В глаза ему бросились два туго набитых рюкзака со связкой беличьих шкурок сверху. Нагнувшись, Гора ощупал рюкзаки, распустил на одном из них шнур, достал свежеиспеченную лепешку, отломил, положил в рот и стал жевать. Пришлось помучиться, пока разжевывал кусок. Отломил еще, поднес было ко рту, но сунул обратно в рюкзак.
"Больше нельзя, пока хватит! Надо последить за деснами, попить хвойный отвар. Отвратительное пойло. В этих рюкзаках могут оказаться и витамины... С каких это пор охотники таскают с собой витамины, а? Почему бы и нет? Союз охотников снабжает их, почитай, весь сезон. И провизию дают, и медикаменты. Этот парень, пожалуй, единственный в своем роде грабитель - охотится на беличьи шкурки. Все, что плохо лежало, сгреб в охапку, сволочь... Продуктов, наверное, тьму извел, закидал в свою утробу. Ружье, патроны, патронташ! А это что? В мешочке - дробь. А в коробке? Порох... И это приготовил навынос..."
Гора осмотрел ружья. Оба были заряжены. Достал патроны, проверил стволы, снова зарядил, вгляделся и оторопел!

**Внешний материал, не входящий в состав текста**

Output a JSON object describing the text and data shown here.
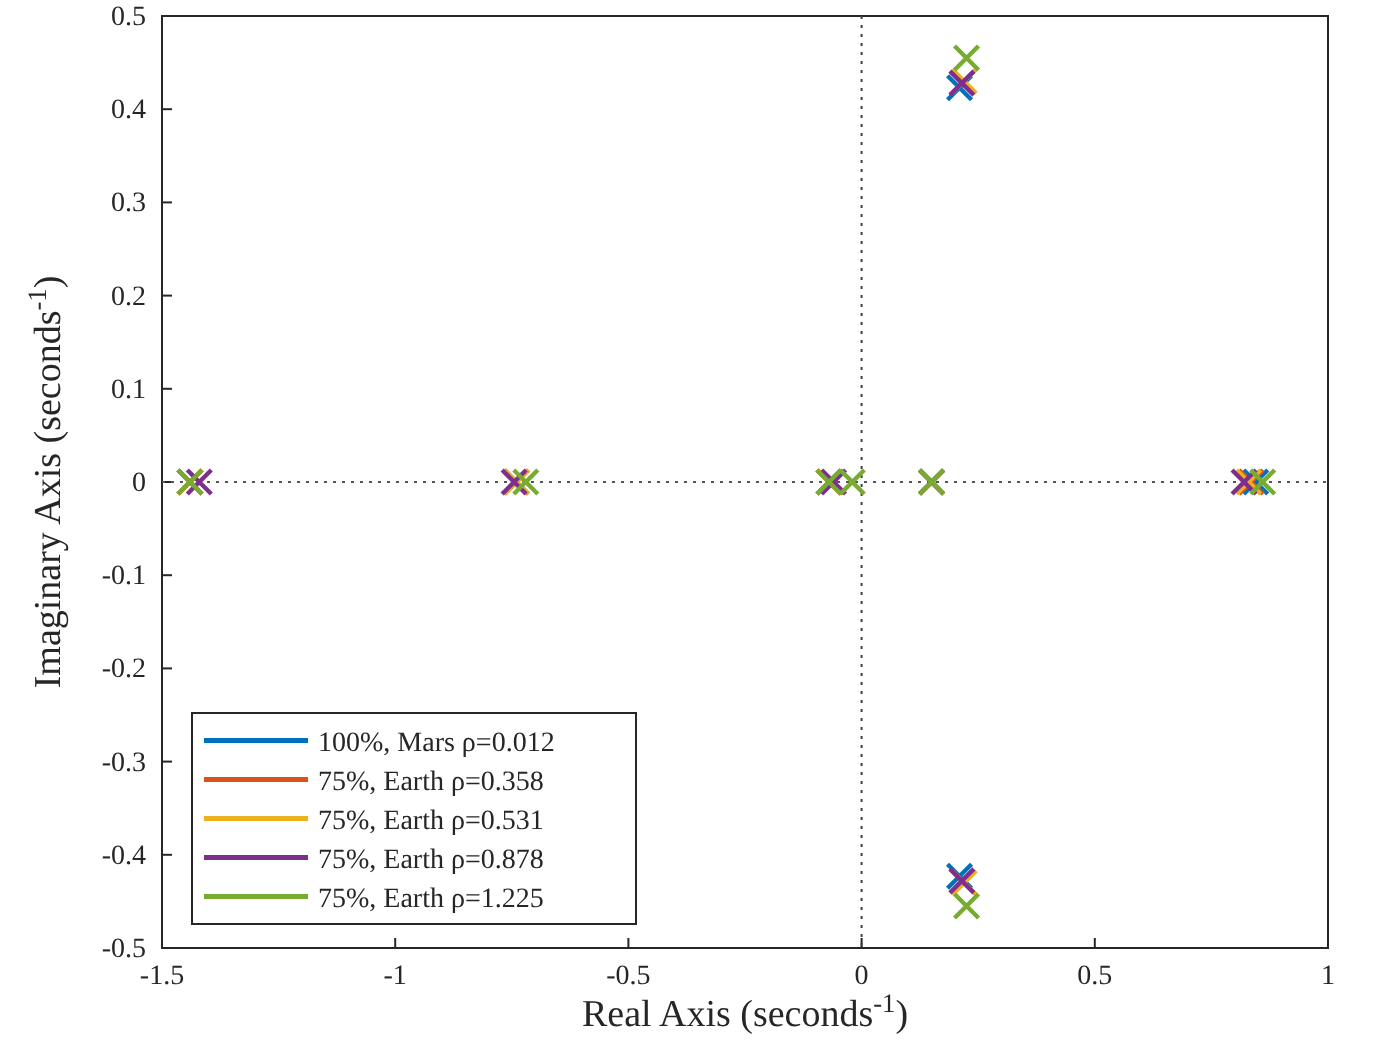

На одном из прикладов были вырезаны три креста. Он положил ружья, примостился на пороге. Долго любовался тайгой, небосводом. Потом перевел взгляд на убийцу и смотрел на него до тех пор, пока тот не отвел глаза...
– Ты кто?
– спросил он вполголоса.
– Барсук. А ты Гора?
– Гора. Ты-то откуда знаешь?
– Два месяца назад говорили, ушел.
– Ты в бегах?
– Нет. Повели нас как-то на работу, ну примерно с месяц будет. Бригаду инвалидов. Лед на реке проломился. Вся бригада вместе с конвоирами и собаками под лед ушла. Все погибли. Я чудом спасся... О тебе говорили, что ушел в пургу и дуба дал.
– Ты-то как здесь оказался?
– Поднялся по притоку реки. Шел пять суток. Продрог и оголодал, как пес. Увидел хижину. Она и спасла меня.
– Ружье откуда?
– И тут повезло. В первой хижине нашел патроны. Прихватил еще кое-что. Набрел на вторую хижину, давно заброшенную... Вверх по притоку есть и другие хижины, на пятьдесят, а то и на сто километров друг от друга. Словом, я в заброшенной заночевал. Перед уходом обыскал хижину и обнаружил ружье. Хорошее.